Vu la procédure suivante :
Par une requête enregistrée le 6 mai 2020, M. A C doit être regardé comme demandant au tribunal d'annuler la décision du 13 mars 2020 par laquelle le président du conseil départemental de la Loire-Atlantique a refusé de lui délivrer une carte mobilité inclusion portant la mention " stationnement ".
Il soutient que la décision est entachée d'erreur manifeste d'appréciation dès lors que sa situation de handicap justifie la délivrance d'une carte mobilité inclusion portant la mention " stationnement ".
Par un mémoire en défense enregistrés le 10 août 2021, le directeur de la maison départementale des personnes en situation de handicap de la Loire-Atlantique conclut au rejet de la requête.

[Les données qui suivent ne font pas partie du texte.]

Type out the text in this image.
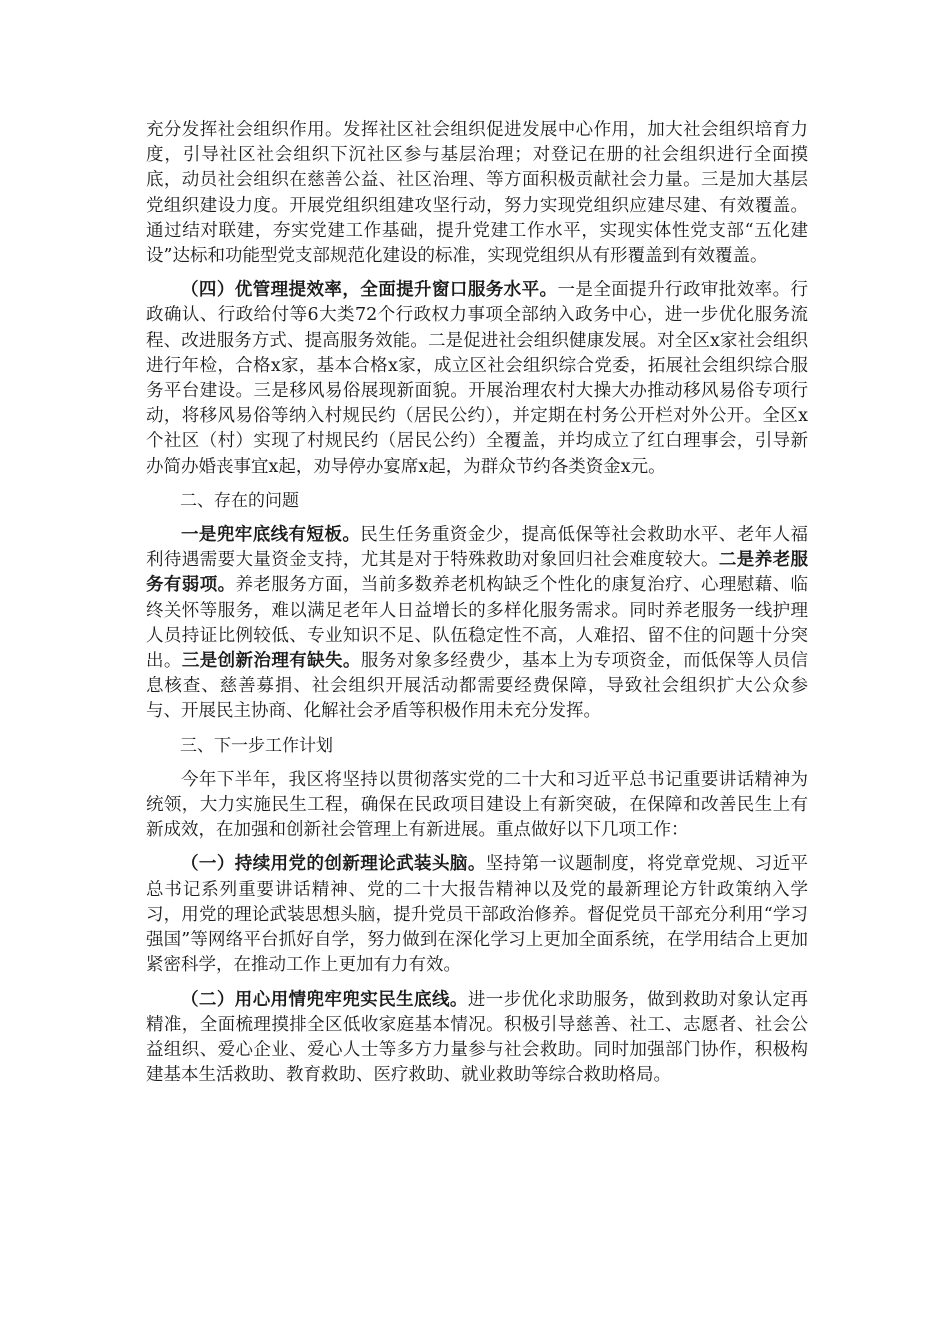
充分发挥社会组织作用。发挥社区社会组织促进发展中心作用，加大社会组织培育力度，引导社区社会组织下沉社区参与基层治理；对登记在册的社会组织进行全面摸底，动员社会组织在慈善公益、社区治理、等方面积极贡献社会力量。三是加大基层党组织建设力度。开展党组织组建攻坚行动，努力实现党组织应建尽建、有效覆盖。通过结对联建，夯实党建工作基础，提升党建工作水平，实现实体性党支部“五化建设”达标和功能型党支部规范化建设的标准，实现党组织从有形覆盖到有效覆盖。

（四）优管理提效率，全面提升窗口服务水平。一是全面提升行政审批效率。行政确认、行政给付等6大类72个行政权力事项全部纳入政务中心，进一步优化服务流程、改进服务方式、提高服务效能。二是促进社会组织健康发展。对全区x家社会组织进行年检，合格x家，基本合格x家，成立区社会组织综合党委，拓展社会组织综合服务平台建设。三是移风易俗展现新面貌。开展治理农村大操大办推动移风易俗专项行动，将移风易俗等纳入村规民约（居民公约），并定期在村务公开栏对外公开。全区x个社区（村）实现了村规民约（居民公约）全覆盖，并均成立了红白理事会，引导新办简办婚丧事宜x起，劝导停办宴席x起，为群众节约各类资金x元。

二、存在的问题

一是兜牢底线有短板。民生任务重资金少，提高低保等社会救助水平、老年人福利待遇需要大量资金支持，尤其是对于特殊救助对象回归社会难度较大。二是养老服务有弱项。养老服务方面，当前多数养老机构缺乏个性化的康复治疗、心理慰藉、临终关怀等服务，难以满足老年人日益增长的多样化服务需求。同时养老服务一线护理人员持证比例较低、专业知识不足、队伍稳定性不高，人难招、留不住的问题十分突出。三是创新治理有缺失。服务对象多经费少，基本上为专项资金，而低保等人员信息核查、慈善募捐、社会组织开展活动都需要经费保障，导致社会组织扩大公众参与、开展民主协商、化解社会矛盾等积极作用未充分发挥。

三、下一步工作计划

今年下半年，我区将坚持以贯彻落实党的二十大和习近平总书记重要讲话精神为统领，大力实施民生工程，确保在民政项目建设上有新突破，在保障和改善民生上有新成效，在加强和创新社会管理上有新进展。重点做好以下几项工作：

（一）持续用党的创新理论武装头脑。坚持第一议题制度，将党章党规、习近平总书记系列重要讲话精神、党的二十大报告精神以及党的最新理论方针政策纳入学习，用党的理论武装思想头脑，提升党员干部政治修养。督促党员干部充分利用“学习强国”等网络平台抓好自学，努力做到在深化学习上更加全面系统，在学用结合上更加紧密科学，在推动工作上更加有力有效。

（二）用心用情兜牢兜实民生底线。进一步优化求助服务，做到救助对象认定再精准，全面梳理摸排全区低收家庭基本情况。积极引导慈善、社工、志愿者、社会公益组织、爱心企业、爱心人士等多方力量参与社会救助。同时加强部门协作，积极构建基本生活救助、教育救助、医疗救助、就业救助等综合救助格局。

Il fait valoir qu'aucun des moyens soulevés n'est fondé.
Vu les pièces du dossier.
Vu :
- le code de l'action sociale et des familles ;
- l'arrêté du 3 janvier 2017 relatif aux modalités d'appréciation d'une mobilité pédestre réduite et de la perte d'autonomie dans le déplacement individuel, prévues aux articles R. 241-12-1 et R. 241-20-1 du code de l'action sociale et des familles ;
- le code de justice administrative.
La magistrate désignée a dispensé le rapporteur public, sur sa proposition, de prononcer des conclusions à l'audience.
Les parties ont été régulièrement averties du jour de l'audience.
Ont été entendus au cours de l'audience publique :
- le rapport de Mme Rosemberg, magistrate désignée,
- les observations de Mme B, représentant la maison départementale des personnes en situation de handicap de la Loire-Atlantique.
Au cours de l'audience, la représentante de la maison départementale des personnes en situation de handicap de la Loire-Atlantique a conclu à ce qu'il n'y a plus lieu de statuer sur la demande de M. C et produit des pièces complémentaires.
La clôture de l'instruction a été prononcée à l'issue de l'audience.
Considérant ce qui suit :
1. Par la présente requête, M. C doit être regardé comme demandant au tribunal d'annuler la décision du 13 mars 2020 par laquelle le président du conseil départemental de la Loire-Atlantique a refusé de lui délivrer une carte mobilité inclusion portant la mention " stationnement ".
2. Le directeur de la maison départementale des personnes en situation de handicap de la Loire-Atlantique fait valoir que, postérieurement à l'introduction de la requête, il a délivré à M. C une carte mobilité inclusion portant la mention " stationnement ", valable du 18 février 2022 au 31 janvier 2027. Dès lors, la requête de M. C est devenue sans objet. Il n'y a par suite plus lieu d'y statuer.
D E C I D E :
Article 1er : Il n'y a plus lieu de statuer sur la requête de M. C.
Article 2 : Le présent jugement sera notifié à M. A C et au président du conseil départemental de la Loire-Atlantique.
Copie en sera adressée à la maison départementale des personnes en situation de handicap de la Loire-Atlantique
Rendu public par mise à disposition au greffe, le 30 septembre 2022.
La magistrate désignée,
V. ROSEMBERG
Le greffier,
E. LE LUDEC
La République mande et ordonne au préfet de la Loire-Atlantique, en ce qui le concerne ou à tous commissaires de justice à ce requis en ce qui concerne les voies de droit commun contre les parties privées, de pourvoir à l'exécution de la présente décision.